I appreciated your other observations, unfortunately, you managed to negate my interest in all of them by polluting your post.
I'm sorry, but the victim society's reverse bigotry is starting to become sickening. Don't like the status quo? Cool, do something to change it, but whining about it won't help.
I, as a typical male, was paying "especial attention" to the women in this film, and failed to notice the shortage of females. You were looking for it, denying it is pointless.
wow, this is just comical now. you're refusing to acknowledge a basic issue, proven many times by many sources, and getting your panties in a bunch over it. seriously? no one is playing the victim. I made the observation that this film went even more overboard than is usual in the industry regarding the male-to-female ratio, even though there was no reason to do so. and since the film had the opportunity to show a different, more evolved digital age than the original in the 80s, that's disappointing and kinda lazy.
again... discussing the movie: interesting. attempting to spark a debate of a basic proven fact: boring.

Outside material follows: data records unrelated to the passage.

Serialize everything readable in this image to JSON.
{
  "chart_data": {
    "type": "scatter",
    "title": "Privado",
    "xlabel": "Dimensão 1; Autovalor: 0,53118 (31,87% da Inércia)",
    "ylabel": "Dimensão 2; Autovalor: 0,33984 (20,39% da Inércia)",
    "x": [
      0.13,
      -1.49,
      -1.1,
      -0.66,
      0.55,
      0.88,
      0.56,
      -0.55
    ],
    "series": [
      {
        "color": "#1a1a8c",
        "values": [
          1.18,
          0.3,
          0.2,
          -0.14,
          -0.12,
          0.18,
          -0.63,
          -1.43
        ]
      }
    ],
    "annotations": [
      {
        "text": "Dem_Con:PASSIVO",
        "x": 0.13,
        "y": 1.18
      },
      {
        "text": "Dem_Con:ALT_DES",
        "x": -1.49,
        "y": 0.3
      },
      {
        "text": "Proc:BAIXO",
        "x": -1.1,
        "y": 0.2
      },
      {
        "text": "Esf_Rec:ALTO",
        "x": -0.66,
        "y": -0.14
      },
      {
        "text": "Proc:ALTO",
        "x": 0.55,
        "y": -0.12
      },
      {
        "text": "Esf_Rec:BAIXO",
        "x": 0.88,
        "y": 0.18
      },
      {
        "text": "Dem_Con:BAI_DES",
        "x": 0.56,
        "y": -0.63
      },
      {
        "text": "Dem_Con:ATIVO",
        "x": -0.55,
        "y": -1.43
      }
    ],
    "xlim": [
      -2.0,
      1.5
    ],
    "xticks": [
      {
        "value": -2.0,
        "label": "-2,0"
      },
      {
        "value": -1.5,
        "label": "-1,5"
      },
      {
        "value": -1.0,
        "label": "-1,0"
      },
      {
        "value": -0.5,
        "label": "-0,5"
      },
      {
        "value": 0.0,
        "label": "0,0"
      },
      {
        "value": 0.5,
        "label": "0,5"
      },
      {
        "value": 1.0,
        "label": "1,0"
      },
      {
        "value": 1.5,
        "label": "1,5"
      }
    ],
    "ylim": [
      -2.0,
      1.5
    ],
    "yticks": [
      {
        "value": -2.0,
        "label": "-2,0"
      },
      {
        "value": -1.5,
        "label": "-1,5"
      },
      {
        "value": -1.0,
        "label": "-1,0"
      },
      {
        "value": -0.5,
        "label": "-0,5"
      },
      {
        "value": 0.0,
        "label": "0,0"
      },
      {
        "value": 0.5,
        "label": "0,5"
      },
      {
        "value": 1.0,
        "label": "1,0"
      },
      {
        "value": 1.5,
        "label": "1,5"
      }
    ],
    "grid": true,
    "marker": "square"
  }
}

for the record, it was the GUYS in my group who pointed out the movie was a sausage fest, unprompted by the women. so there goes your handy assumption. *eye roll* when we all reflected on that point we realized that we had a hard time even filling one hand with the number of female characters, yet there were literally hundreds of male characters. the most I could come up with was 6, and I had to struggle for that.
back to the film itself, you know, the point of the thread....
Anyway, Tron did turn blue in the water as well.
So there wasn't utter destruction at the end, still an ocean and shore.
that was what I noticed too. It didn't seem that the entire world was destroyed, perhaps just the port. but even that may not have happened. big blasty white light could mean anything since the tech was so vague.
a funny thing I forgot to mention before... one of my friends pointed out that Castor/Zuse was the most fun to watch because so many of the other characters were kinda bland and robotic. He was one of the very few who was allowed to really have a personality and exhibit the signs of a program gone "wrong," instead of just being steely cool guy. I really enjoyed the time he was onscreen, I wish there had been more.
Oh, and we all agreed that the black guy with the scarred face in the club was way cool looking and died too soon. hee.